Moderating While Female

There’s a certain … trend I’ve noticed, as a business journalist of the feminine persuasion, in some of the invitations I get to speak at events. Well, more to moderate panels – ie, to do my journalistic thing and ask other people questions. It’s a skill, and something I enjoy doing. But it’s not unusual to show up, or to see the headshots of the people I’m interviewing, and to realize that they’re all as white as I am, and they’re all a bit more male that I am. In other words: “Oh, I’m the diversity.”
Remember a few years ago, when Tumblrs would occasionally make headlines? I’ve been thinking this week about the one called “Congrats! You Have an All-Male Panel!” I looked it up this week--it still exists!--in part because recently I’ve attended several recent qualifying events.

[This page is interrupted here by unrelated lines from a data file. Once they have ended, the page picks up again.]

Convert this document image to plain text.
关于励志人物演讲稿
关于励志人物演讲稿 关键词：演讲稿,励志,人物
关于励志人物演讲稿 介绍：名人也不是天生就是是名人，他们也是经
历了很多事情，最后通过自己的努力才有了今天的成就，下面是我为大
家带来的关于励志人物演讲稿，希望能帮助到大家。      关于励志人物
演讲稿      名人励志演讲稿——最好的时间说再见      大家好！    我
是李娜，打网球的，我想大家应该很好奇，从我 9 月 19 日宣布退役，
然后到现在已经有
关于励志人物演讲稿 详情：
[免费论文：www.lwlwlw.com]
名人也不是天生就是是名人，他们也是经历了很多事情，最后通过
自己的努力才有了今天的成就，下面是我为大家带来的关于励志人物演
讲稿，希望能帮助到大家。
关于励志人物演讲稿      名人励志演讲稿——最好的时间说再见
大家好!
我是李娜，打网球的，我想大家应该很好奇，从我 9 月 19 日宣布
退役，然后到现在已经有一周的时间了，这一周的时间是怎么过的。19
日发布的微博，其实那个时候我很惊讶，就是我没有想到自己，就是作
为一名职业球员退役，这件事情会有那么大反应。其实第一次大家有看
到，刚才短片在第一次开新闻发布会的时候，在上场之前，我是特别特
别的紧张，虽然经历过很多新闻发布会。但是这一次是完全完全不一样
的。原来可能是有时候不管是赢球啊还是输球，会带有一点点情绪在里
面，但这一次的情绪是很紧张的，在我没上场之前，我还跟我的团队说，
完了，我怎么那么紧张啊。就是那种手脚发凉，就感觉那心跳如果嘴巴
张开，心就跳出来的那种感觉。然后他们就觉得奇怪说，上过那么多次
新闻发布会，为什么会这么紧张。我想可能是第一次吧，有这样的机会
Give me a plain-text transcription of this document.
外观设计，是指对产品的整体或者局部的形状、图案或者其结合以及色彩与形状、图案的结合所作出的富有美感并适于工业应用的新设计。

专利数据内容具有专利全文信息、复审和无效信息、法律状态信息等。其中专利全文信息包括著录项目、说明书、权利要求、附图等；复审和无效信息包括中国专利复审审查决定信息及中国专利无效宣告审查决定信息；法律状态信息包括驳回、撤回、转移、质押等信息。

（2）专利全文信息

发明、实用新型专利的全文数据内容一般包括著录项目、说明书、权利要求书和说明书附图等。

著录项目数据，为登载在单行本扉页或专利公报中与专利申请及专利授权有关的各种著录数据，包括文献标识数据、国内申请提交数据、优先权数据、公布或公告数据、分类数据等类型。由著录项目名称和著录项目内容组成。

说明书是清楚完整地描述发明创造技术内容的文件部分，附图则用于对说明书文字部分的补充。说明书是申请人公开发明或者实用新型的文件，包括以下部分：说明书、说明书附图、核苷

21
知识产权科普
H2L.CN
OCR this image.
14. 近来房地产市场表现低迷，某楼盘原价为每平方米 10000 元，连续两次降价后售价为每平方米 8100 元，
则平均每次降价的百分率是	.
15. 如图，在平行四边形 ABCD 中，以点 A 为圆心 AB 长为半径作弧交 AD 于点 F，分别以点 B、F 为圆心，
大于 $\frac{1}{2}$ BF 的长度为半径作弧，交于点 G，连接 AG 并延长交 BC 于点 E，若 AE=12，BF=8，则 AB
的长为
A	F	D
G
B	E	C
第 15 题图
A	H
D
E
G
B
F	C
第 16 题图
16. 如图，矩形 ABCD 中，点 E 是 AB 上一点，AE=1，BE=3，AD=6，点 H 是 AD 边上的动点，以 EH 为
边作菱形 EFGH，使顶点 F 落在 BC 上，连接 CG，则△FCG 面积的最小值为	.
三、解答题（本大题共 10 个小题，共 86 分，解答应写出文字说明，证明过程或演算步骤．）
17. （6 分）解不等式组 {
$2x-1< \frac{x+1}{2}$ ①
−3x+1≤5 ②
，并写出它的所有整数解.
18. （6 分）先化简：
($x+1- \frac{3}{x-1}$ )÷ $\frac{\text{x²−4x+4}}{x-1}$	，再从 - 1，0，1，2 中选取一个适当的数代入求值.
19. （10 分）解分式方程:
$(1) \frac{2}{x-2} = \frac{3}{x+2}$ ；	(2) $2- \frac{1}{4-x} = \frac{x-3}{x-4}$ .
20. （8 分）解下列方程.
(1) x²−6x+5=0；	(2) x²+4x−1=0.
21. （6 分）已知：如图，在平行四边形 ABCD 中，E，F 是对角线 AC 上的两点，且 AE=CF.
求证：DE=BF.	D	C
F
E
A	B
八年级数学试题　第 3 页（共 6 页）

The whole point of panel discussion is to allow several expert viewpoints to interact, and sometimes to clash; panels where everyone looks the same tend to be panels where everyone mostly agrees, and panels where everyone agrees are boring panels. Calling in a woman to moderate (diversity bonus points if she’s a woman of color!) doesn’t really provide more than a fig-leaf of inclusion, since the moderator is generally supposed to ask questions and steer discussions rather than actively engage in debate. It’s fundamentally a support role—one that can be fun to play, but one that’s always better when there are actually divergent viewpoints to corral.
Lady Bits
--The Cranberries were one of my first CDs (remember them?) and my first teenage concert, and “Zombie” might be one of the first songs I remember playing on repeat and feeling consumed by. R.I.P. Dolores O’Riordan.
--The Children, on Broadway, is funny and smart and well-acted, but also the second play I’ve seen in the last few months about life after a nuclear meltdown. So it was maybe not the best thing to see on “Oops, we pushed the wrong button in Hawaii" weekend.
--I feel like I should be embarrassed about continuing to enjoy Grey’s Anatomy, 14 seasons in and well past its time in the TV zeitgeist, but … I’m not. It remains one of the (generally, despite last season) most satisfying melodramas on TV, and unlike on Scandal, the characters are all akin to real human beings. This interview with star Ellen Pompeo is candid and very matter-of-fact about how yes, it’s just a job for her; and yes, Disney has made $3 billion on it and on her; and no, despite her role as the title character, they still wouldn’t pay her more than her male co-star until he left. I also loved her take on the perception versus the reality of success for women in Hollywood:
I'm not necessarily perceived as successful, either, but a 24-year-old actress with a few big movies is, even though she's probably being paid shit — certainly less than her male co-star and probably with no backend. And they're going to pimp her out until she's 33 or 34 and then she's out like yesterday's trash, and then what does she have to take care of herself?
I can’t wait until this season returns and Grey’s pick up the cliffhanger about cyberhacks and bitcoin!